Zhu suggests that China, by supporting NDB membership expansion, is not seeking to create veto power for itself, as many assume; rather, China is seeking to advance the Bank as a model of “true multilateralism.” Additionally, he argues that China is seeking to mitigate some of the geopolitical constraints that are hobbling the Bank, by adding more stakeholders to the negotiating table, and by diluting or diminishing the influence or effects of some of the other founding members within the Bank through expanded multilateralism.
The emerging future for the NDB
The arrival of Dilma Rousseff as NDB President in Spring 2023 has coincided with the return to a more ambitious agenda for the Bank. The ‘new’ President is pushing the Bank to support not only sustainability, but also Brazilian-inspired ‘inclusive growth.’ The latter draws on the experience of Brazil under Presidents Lula da Silva and Rousseff. She is also pushing the NDB to support the development of African countries, pursue more local currency use, as well as build a broader international profile, expand the institutional footprint and organizational reach of the Bank through member expansion, and offer better and more strategic outreach and partnerships.
President Rousseff has kept the focus on climate change mitigation, though one could argue that the NDB has seen a scaling back of its ambition in the climate area prior to her arrival. In the NDB’s latest five-year strategy (2022-2026), the Bank has ear-marked 40 percent of its project financing to renewables, whereas in the previous five-year period (2017-2021), the Bank had put the target at 60 percent. Considering that the current 40 percent target would still be an increase in the total amount of financing dedicated to renewables given the increases in the Bank’s lending, it is worth debating whether the decrease in the relative percentage nonetheless signals diminished ambition and that the NDB should contribute even more to achieving the Paris Agreement goals.
As Elizabeth Sidiropoulos, head of the South African Institute of International Affairs, suggests, the NDB could make an even greater and more consistent commitment to supporting climate change mitigation and reversal, catalyzing a paradigm shift in world development, for example, by changing the framework for how credit risk is assessed, rather than supporting a business-as-usual approach.
In summary, during its first decade, the NDB completed the task of establishing the core foundations for a credible and legitimate MDB, and the Bank achieved several key milestones in its institutional formation. The main elements for sustained success and relevant innovation have been put in place. Entering its second decade, the world around the NDB has changed quite fundamentally from the time when the Bank was created.
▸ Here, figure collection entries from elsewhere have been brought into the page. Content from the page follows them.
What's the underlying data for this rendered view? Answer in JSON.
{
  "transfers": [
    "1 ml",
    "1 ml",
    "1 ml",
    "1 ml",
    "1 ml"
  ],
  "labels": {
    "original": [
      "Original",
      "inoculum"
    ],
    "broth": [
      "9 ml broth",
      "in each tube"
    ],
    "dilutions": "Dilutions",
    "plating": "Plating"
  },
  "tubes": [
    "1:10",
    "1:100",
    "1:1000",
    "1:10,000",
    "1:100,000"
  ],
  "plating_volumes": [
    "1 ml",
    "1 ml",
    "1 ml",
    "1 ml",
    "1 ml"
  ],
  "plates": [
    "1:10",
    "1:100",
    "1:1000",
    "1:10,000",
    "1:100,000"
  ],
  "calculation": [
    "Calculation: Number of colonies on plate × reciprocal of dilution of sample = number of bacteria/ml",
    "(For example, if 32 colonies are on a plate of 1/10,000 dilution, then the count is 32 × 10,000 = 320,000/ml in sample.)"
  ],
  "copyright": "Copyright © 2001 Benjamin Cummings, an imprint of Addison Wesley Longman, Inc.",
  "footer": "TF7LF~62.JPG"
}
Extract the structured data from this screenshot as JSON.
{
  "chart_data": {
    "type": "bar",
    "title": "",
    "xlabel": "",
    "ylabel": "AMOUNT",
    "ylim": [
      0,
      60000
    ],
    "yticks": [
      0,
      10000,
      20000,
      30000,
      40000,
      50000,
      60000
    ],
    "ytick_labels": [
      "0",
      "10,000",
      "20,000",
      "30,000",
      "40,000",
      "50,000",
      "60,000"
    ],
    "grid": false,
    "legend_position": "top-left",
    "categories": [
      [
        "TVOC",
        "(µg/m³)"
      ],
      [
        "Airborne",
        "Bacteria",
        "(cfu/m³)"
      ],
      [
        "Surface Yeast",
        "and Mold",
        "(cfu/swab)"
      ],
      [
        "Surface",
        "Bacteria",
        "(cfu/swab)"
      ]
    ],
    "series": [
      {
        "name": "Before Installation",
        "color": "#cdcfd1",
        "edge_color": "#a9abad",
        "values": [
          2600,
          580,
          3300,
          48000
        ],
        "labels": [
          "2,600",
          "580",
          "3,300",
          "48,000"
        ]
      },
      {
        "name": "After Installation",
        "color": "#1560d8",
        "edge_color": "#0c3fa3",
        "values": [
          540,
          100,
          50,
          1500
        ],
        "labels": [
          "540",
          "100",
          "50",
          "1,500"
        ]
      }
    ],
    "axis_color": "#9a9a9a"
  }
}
The future of the NDB will be shaped significantly by how well its members can navigate a world of worsening geopolitical and geo-economic tensions between rival superpowers, including further weaponization of the established global trade and payments system and growing global economic uncertainty and instability. The NDB must do so while ‘scaling-up’ significantly, offering much more financing, and in innovative ways, building on its first decade. But the foremost challenge and arguably the most important goal, in the next decade, is achieving both while also continuing to advance new thinking and approaches to sustainability and inclusive development, including new institutional models that are inspired from its constituencies in the Global South.